Pobyt w wiejskim domu to okazja na wytchnienie, oderwanie się od codzienności i nawiązanie też nowych znajomości. I to właśnie one w pewien sposób przewrócą codzienność Justyny i Krystiana, pozwolą na uzmysłowienie sobie, w czym tkwi problem. Poddani próbom i wątpliwościom muszą stawić czoła temu, co zaserwują im inni ludzie. Na ile będą gotowi razem pokonać przeciwności? Czy po zrozumieniu motywów działania ojca Justyna będzie mogła zacząć budować życie na nowo?
„Cykada na parapecie” to pozornie lekka lektura pełna zdań, które mogą wyglądać jak banalne mądrości, ale to tak naprawdę powieść z podsunięciem ważnych problemów. Znajdziemy tu motyw porwania, gwałtu, pedofilii. Jest też problem depresji, załamania się po odkryciu prawdy o mężu, prześladowania przez nastolatków, przerzucania win rodziców na dziecko i problem przepracowania go. Do tego pisarka wchodzi trudny temat ludzkiej seksualności, jej odcieniów, stygmatyzacji, poszukiwania pomocy. Prześladowanie prowadzi do tragedii, w której poszkodowanych jest wiele: ofiara, jej rodzice, ale też sprawca czynu i jego rodzina. Wokół zła rozchodzą się kręgi fal niczym na wodzie, w którą uderza kamień. Mamy tu silne zaznaczenie jak niesamowicie ważna jest otwartość i kierowanie się wiedzą naukową, pomaganie w poszukiwaniu rozwiązań. Prześladowanie nie uwalnia od zachowań, które mogą kogoś skrzywdzić. M.M. Macko wprowadza czytelników do świata zbrodni i traum ciągnących się za otoczeniem sprawcy i kata latami.
Muszę przyznać, że „Cykada na parapecie” zaskoczyła mnie. Pierwsze wrażenie lekkiej powieści, której bohaterzy jednoczą się wokół przekonań religijnych sprawiło, że byłam przeświadczona, że to będzie kolejna ckliwa opowieść o tym jaką siłę ma modlitwa i jak pięknie potrafi ratować małżeństwa.
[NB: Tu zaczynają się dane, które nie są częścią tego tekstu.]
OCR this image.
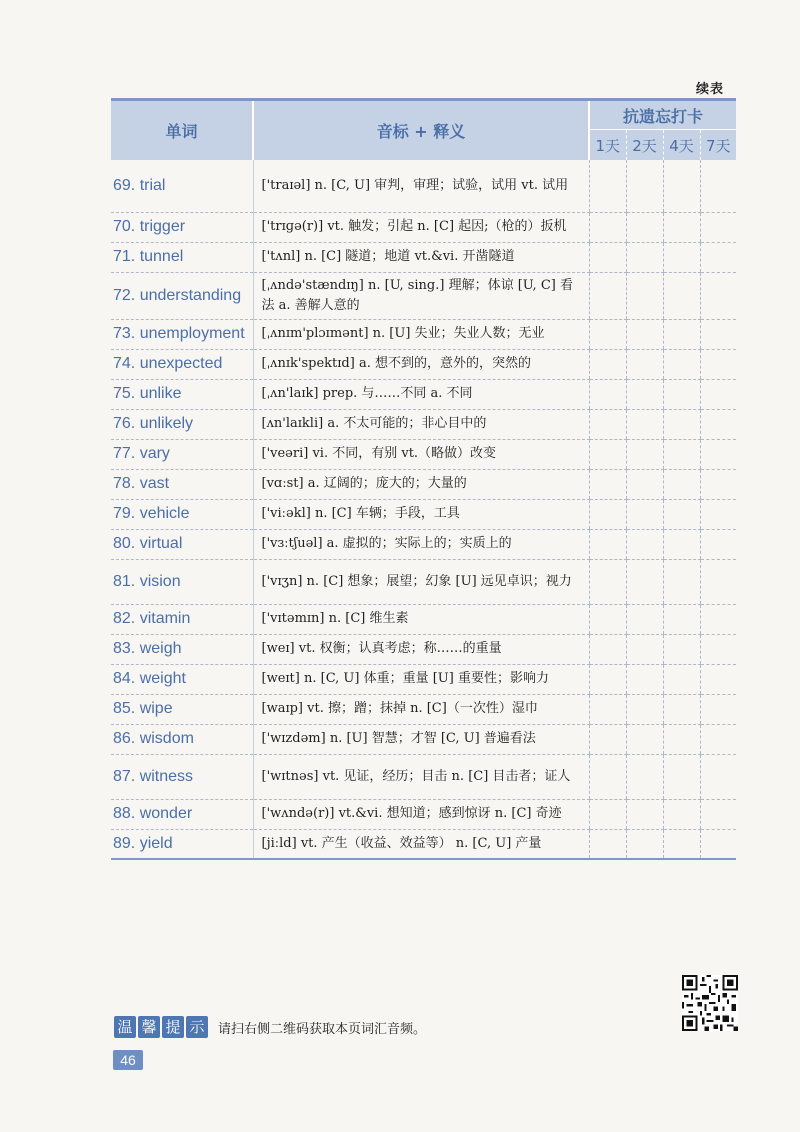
续表
单词	音标 + 释义	抗遗忘打卡			
		1天	2天	4天	7天
69. trial	['traɪəl] n. [C, U] 审判，审理；试验，试用 vt. 试用				
70. trigger	['trɪɡə(r)] vt. 触发；引起 n. [C] 起因;（枪的）扳机				
71. tunnel	['tʌnl] n. [C] 隧道；地道 vt.&vi. 开凿隧道				
72. understanding	[ˌʌndə'stændɪŋ] n. [U, sing.] 理解；体谅 [U, C] 看法 a. 善解人意的				
73. unemployment	[ˌʌnɪm'plɔɪmənt] n. [U] 失业；失业人数；无业				
74. unexpected	[ˌʌnɪk'spektɪd] a. 想不到的，意外的，突然的				
75. unlike	[ˌʌn'laɪk] prep. 与……不同 a. 不同				
76. unlikely	[ʌn'laɪkli] a. 不太可能的；非心目中的				
77. vary	['veəri] vi. 不同，有别 vt.（略做）改变				
78. vast	[vɑːst] a. 辽阔的；庞大的；大量的				
79. vehicle	['viːəkl] n. [C] 车辆；手段，工具				
80. virtual	['vɜːtʃuəl] a. 虚拟的；实际上的；实质上的				
81. vision	['vɪʒn] n. [C] 想象；展望；幻象 [U] 远见卓识；视力				
82. vitamin	['vɪtəmɪn] n. [C] 维生素				
83. weigh	[weɪ] vt. 权衡；认真考虑；称……的重量				
84. weight	[weɪt] n. [C, U] 体重；重量 [U] 重要性；影响力				
85. wipe	[waɪp] vt. 擦；蹭；抹掉 n. [C]（一次性）湿巾				
86. wisdom	['wɪzdəm] n. [U] 智慧；才智 [C, U] 普遍看法				
87. witness	['wɪtnəs] vt. 见证，经历；目击 n. [C] 目击者；证人				
88. wonder	['wʌndə(r)] vt.&vi. 想知道；感到惊讶 n. [C] 奇迹				
89. yield	[jiːld] vt. 产生（收益、效益等） n. [C, U] 产量				
温 馨 提 示 请扫右侧二维码获取本页词汇音频。
46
Zamiast tego mamy brutalną historię zbrodni i emocjach z nią związanych. Pisarka zmusza do postawienia sobie pytań: jak możemy poradzić sobie z tym, na co nie mamy wpływu, jak pomagać sobie i innym. I przede wszystkim jak niesamowicie ważne jest przebaczenie. Nie zapomnienie, nie wyparcie, ale przebaczenie wszystkiego, co nas spotyka pozwalające na uwolnienie się od goryczy, jaką dają pretensje do osób, które nas zraniły. To nie krzywdzącym oddajemy wówczas przysługę tylko sobie dajemy prezent uwalniania się od złych wydarzeń. I z takim przesłaniem pozostawia nas pisarka.
W „Cykadzie na parapecie” znajdziemy wiele problemów społecznych. Zobaczymy, że nawet mijane osoby mają wpływ na nasze losy, że każdy drobiazg może mieć znaczenie i może przeważyć o naszej przyszłości. W powieści pojawia się też motyw zemsty, szukania sprawiedliwości. Tylko czy można ją uzyskać? Czy jest jakaś siła, która pozwoli wyrównać rachunki strat? Czy poświęcanie czasu na odegranie może nam przynieść coś dobrego? I gdzie szukać tego dobra? Do tego zderzamy się z takim poważnym tematem jak pedofilia i zbrodnia. Ciekawa, dająca do myślenia powieść. Polecam.